調査から分かった「明治時代の生活」
探査班の調査によって、だいたいどこに何があるのかがわかった後は、詳細な調査を行う潜水班、水中ドローン班、コア・サンプル班の出番です。
潜水調査ではいろいろな発見がありました。国内の調査では珍しく、潜水の際に掘削作業も行っています。水中の掘削では、掃除機のような機械で砂を吸い上げていきます。作業中は砂が舞い上がって真っ暗闇になるので、ほぼ手作業になります。
この調査では、水路の跡だと思われる遺構、大きな加工された木材などが見つかっています。お皿や木の板など遺物も何点か発見されました。掘削では細かいところしかわからないので、水中ドローンを使って、広い範囲の探索も行いました。この調査では、石垣や土や泥を固めた道路と思われる遺構も見つかっています。
コア・サンプル班は、湖底にアクリルパイプを打ち込んで、数カ所で堆積層を採取し、それらのサンプルを分析します。堆積物の上層部には火山由来の堆積物が混じっていましたが、下の層からは火山由来の堆積物は検出されていません。
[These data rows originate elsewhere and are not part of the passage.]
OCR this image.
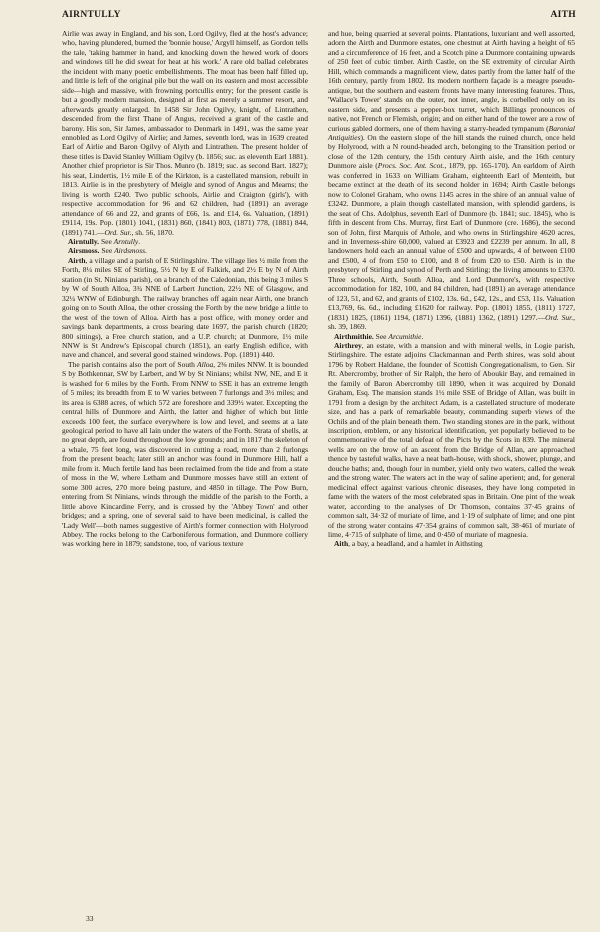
AIRNTULLY	AITH

Airlie was away in England, and his son, Lord Ogilvy, fled at the host's advance; who, having plundered, burned the 'bonnie house,' Argyll himself, as Gordon tells the tale, 'taking hammer in hand, and knocking down the hewed work of doors and windows till he did sweat for heat at his work.' A rare old ballad celebrates the incident with many poetic embellishments. The moat has been half filled up, and little is left of the original pile but the wall on its eastern and most accessible side—high and massive, with frowning portcullis entry; for the present castle is but a goodly modern mansion, designed at first as merely a summer resort, and afterwards greatly enlarged. In 1458 Sir John Ogilvy, knight, of Lintrathen, descended from the first Thane of Angus, received a grant of the castle and barony. His son, Sir James, ambassador to Denmark in 1491, was the same year ennobled as Lord Ogilvy of Airlie; and James, seventh lord, was in 1639 created Earl of Airlie and Baron Ogilvy of Alyth and Lintrathen. The present holder of these titles is David Stanley William Ogilvy (b. 1856; suc. as eleventh Earl 1881). Another chief proprietor is Sir Thos. Munro (b. 1819; suc. as second Bart. 1827); his seat, Lindertis, 1½ mile E of the Kirkton, is a castellated mansion, rebuilt in 1813. Airlie is in the presbytery of Meigle and synod of Angus and Mearns; the living is worth £240. Two public schools, Airlie and Craigton (girls'), with respective accommodation for 96 and 62 children, had (1891) an average attendance of 66 and 22, and grants of £66, 1s. and £14, 6s. Valuation, (1891) £9114, 19s. Pop. (1801) 1041, (1831) 860, (1841) 803, (1871) 778, (1881) 844, (1891) 741.—Ord. Sur., sh. 56, 1870.

Airntully. See Arntully.

Airsmoss. See Airdsmoss.

Airth, a village and a parish of E Stirlingshire. The village lies ½ mile from the Forth, 8¼ miles SE of Stirling, 5½ N by E of Falkirk, and 2½ E by N of Airth station (in St. Ninians parish), on a branch of the Caledonian, this being 3 miles S by W of South Alloa, 3¾ NNE of Larbert Junction, 22½ NE of Glasgow, and 32¼ WNW of Edinburgh. The railway branches off again near Airth, one branch going on to South Alloa, the other crossing the Forth by the new bridge a little to the west of the town of Alloa. Airth has a post office, with money order and savings bank departments, a cross bearing date 1697, the parish church (1820; 800 sittings), a Free church station, and a U.P. church; at Dunmore, 1½ mile NNW is St Andrew's Episcopal church (1851), an early English edifice, with nave and chancel, and several good stained windows. Pop. (1891) 440.

The parish contains also the port of South Alloa, 2⅜ miles NNW. It is bounded S by Bothkennar, SW by Larbert, and W by St Ninians; whilst NW, NE, and E it is washed for 6 miles by the Forth. From NNW to SSE it has an extreme length of 5 miles; its breadth from E to W varies between 7 furlongs and 3½ miles; and its area is 6388 acres, of which 572 are foreshore and 339½ water. Excepting the central hills of Dunmore and Airth, the latter and higher of which but little exceeds 100 feet, the surface everywhere is low and level, and seems at a late geological period to have all lain under the waters of the Forth. Strata of shells, at no great depth, are found throughout the low grounds; and in 1817 the skeleton of a whale, 75 feet long, was discovered in cutting a road, more than 2 furlongs from the present beach; later still an anchor was found in Dunmore Hill, half a mile from it. Much fertile land has been reclaimed from the tide and from a state of moss in the W, where Letham and Dunmore mosses have still an extent of some 300 acres, 270 more being pasture, and 4850 in tillage. The Pow Burn, entering from St Ninians, winds through the middle of the parish to the Forth, a little above Kincardine Ferry, and is crossed by the 'Abbey Town' and other bridges; and a spring, one of several said to have been medicinal, is called the 'Lady Well'—both names suggestive of Airth's former connection with Holyrood Abbey. The rocks belong to the Carboniferous formation, and Dunmore colliery was working here in 1879; sandstone, too, of various texture

and hue, being quarried at several points. Plantations, luxuriant and well assorted, adorn the Airth and Dunmore estates, one chestnut at Airth having a height of 65 and a circumference of 16 feet, and a Scotch pine a Dunmore containing upwards of 250 feet of cubic timber. Airth Castle, on the SE extremity of circular Airth Hill, which commands a magnificent view, dates partly from the latter half of the 16th century, partly from 1802. Its modern northern façade is a meagre pseudo-antique, but the southern and eastern fronts have many interesting features. Thus, 'Wallace's Tower' stands on the outer, not inner, angle, is corbelled only on its eastern side, and presents a pepper-box turret, which Billings pronounces of native, not French or Flemish, origin; and on either hand of the tower are a row of curious gabled dormers, one of them having a starry-headed tympanum (Baronial Antiquities). On the eastern slope of the hill stands the ruined church, once held by Holyrood, with a N round-headed arch, belonging to the Transition period or close of the 12th century, the 15th century Airth aisle, and the 16th century Dunmore aisle (Procs. Soc. Ant. Scot., 1879, pp. 165-170). An earldom of Airth was conferred in 1633 on William Graham, eighteenth Earl of Menteith, but became extinct at the death of its second holder in 1694; Airth Castle belongs now to Colonel Graham, who owns 1145 acres in the shire of an annual value of £3242. Dunmore, a plain though castellated mansion, with splendid gardens, is the seat of Chs. Adolphus, seventh Earl of Dunmore (b. 1841; suc. 1845), who is fifth in descent from Chs. Murray, first Earl of Dunmore (cre. 1686), the second son of John, first Marquis of Athole, and who owns in Stirlingshire 4620 acres, and in Inverness-shire 60,000, valued at £3923 and £2239 per annum. In all, 8 landowners hold each an annual value of £500 and upwards, 4 of between £100 and £500, 4 of from £50 to £100, and 8 of from £20 to £50. Airth is in the presbytery of Stirling and synod of Perth and Stirling; the living amounts to £370. Three schools, Airth, South Alloa, and Lord Dunmore's, with respective accommodation for 182, 100, and 84 children, had (1891) an average attendance of 123, 51, and 62, and grants of £102, 13s. 6d., £42, 12s., and £53, 11s. Valuation £13,769, 6s. 6d., including £1620 for railway. Pop. (1801) 1855, (1811) 1727, (1831) 1825, (1861) 1194, (1871) 1396, (1881) 1362, (1891) 1297.—Ord. Sur., sh. 39, 1869.

Airthmithie. See Arcumithie.

Airthrey, an estate, with a mansion and with mineral wells, in Logie parish, Stirlingshire. The estate adjoins Clackmannan and Perth shires, was sold about 1796 by Robert Haldane, the founder of Scottish Congregationalism, to Gen. Sir Rt. Abercromby, brother of Sir Ralph, the hero of Aboukir Bay, and remained in the family of Baron Abercromby till 1890, when it was acquired by Donald Graham, Esq. The mansion stands 1½ mile SSE of Bridge of Allan, was built in 1791 from a design by the architect Adam, is a castellated structure of moderate size, and has a park of remarkable beauty, commanding superb views of the Ochils and of the plain beneath them. Two standing stones are in the park, without inscription, emblem, or any historical identification, yet popularly believed to be commemorative of the total defeat of the Picts by the Scots in 839. The mineral wells are on the brow of an ascent from the Bridge of Allan, are approached thence by tasteful walks, have a neat bath-house, with shock, shower, plunge, and douche baths; and, though four in number, yield only two waters, called the weak and the strong water. The waters act in the way of saline aperient; and, for general medicinal effect against various chronic diseases, they have long competed in fame with the waters of the most celebrated spas in Britain. One pint of the weak water, according to the analyses of Dr Thomson, contains 37·45 grains of common salt, 34·32 of muriate of lime, and 1·19 of sulphate of lime; and one pint of the strong water contains 47·354 grains of common salt, 38·461 of muriate of lime, 4·715 of sulphate of lime, and 0·450 of muriate of magnesia.

Aith, a bay, a headland, and a hamlet in Aithsting

33
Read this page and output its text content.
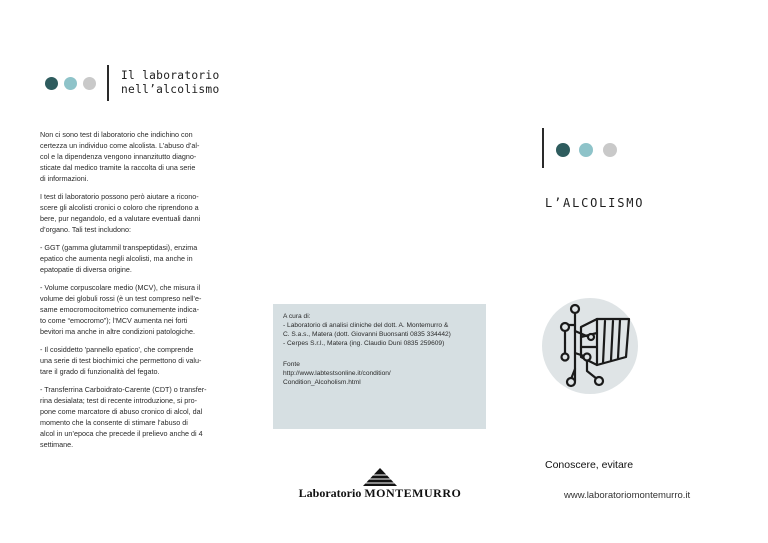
Il laboratorio
nell’alcolismo

Non ci sono test di laboratorio che indichino con
certezza un individuo come alcolista. L’abuso d’al-
col e la dipendenza vengono innanzitutto diagno-
sticate dal medico tramite la raccolta di una serie
di informazioni.

I test di laboratorio possono però aiutare a ricono-
scere gli alcolisti cronici o coloro che riprendono a
bere, pur negandolo, ed a valutare eventuali danni
d’organo. Tali test includono:

- GGT (gamma glutammil transpeptidasi), enzima
epatico che aumenta negli alcolisti, ma anche in
epatopatie di diversa origine.

- Volume corpuscolare medio (MCV), che misura il
volume dei globuli rossi (è un test compreso nell’e-
same emocromocitometrico comunemente indica-
to come “emocromo”); l’MCV aumenta nei forti
bevitori ma anche in altre condizioni patologiche.

- Il cosiddetto 'pannello epatico', che comprende
una serie di test biochimici che permettono di valu-
tare il grado di funzionalità del fegato.

- Transferrina Carboidrato-Carente (CDT) o transfer-
rina desialata; test di recente introduzione, si pro-
pone come marcatore di abuso cronico di alcol, dal
momento che la consente di stimare l’abuso di
alcol in un’epoca che precede il prelievo anche di 4
settimane.

A cura di:
- Laboratorio di analisi cliniche del dott. A. Montemurro &
C. S.a.s., Matera (dott. Giovanni Buonsanti 0835 334442)
- Cerpes S.r.l., Matera (ing. Claudio Duni 0835 259609)
Fonte
http://www.labtestsonline.it/condition/
Condition_Alcoholism.html
Laboratorio MONTEMURRO
L’ALCOLISMO
Conoscere, evitare
www.laboratoriomontemurro.it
つまり、水没した後に堆積した層と水没する前の土の層が明確に分かれていることを示しています。また、上の層は、どのサンプルも比較的特徴が均一であるのに対し、下の層にはバリエーションが見られました。
固くしまった密度の高い土、空隙率の高い密度の低い少しバラバラした土など、サンプルを採取した場所ごとで大きな違いがありました。
明治時代の生活面が堆積層の下にあり、場所によっては道路だったり畑だったりと、当時、その場所がどのように使われていたのかがコア・サンプルの分析からわかります。また、サンプルの一つにすり鉢の破片が混じっていました。ゴミ捨て場だったのか、引っ越しの際にそのまま残されたのでしょうか。
「村に残された墓石」が意味するもの
桧原湖の調査は、地球科学と考古学が協力する学際的なものです。このアプローチでは、災害のメカニズムだけでなく、人々が災害に直面した際にどのように対応したのかを明らかにできる可能性があります。
また、当時の物質文化を知る手掛かりにもなりそうです。たとえば、村を引っ越しする際に、すべてを運ぶことはできません。取捨選択して運ぶものもあれば、その場に残すものもあったでしょう。
現在でも、引っ越しの際に家具を買いそろえたり移転先で不必要なものは処分したりする、いわゆる断捨離を行いますね。大切であっても、生活必需品ではない重いものは残したようです。たとえば、湖底から墓石が発見されています。
でも、陸上にも明治時代に陸に移された墓石や五輪塔を見ることができます。何が重要で何が重要でないのかは、現在の我々の感覚とは異なっているのかもしれません。
何が村に残されたのか、何が運び出されたのか。それを知ることで、当時の人々の価値観を垣間見ることができるのではないでしょうか? これから史料を検証したり聞き取り調査を行って、当時何を運んだかも含めて調査をするというのもいいかもしれません。どこまで解明できるか、まだまだ調査できることがたくさんあります。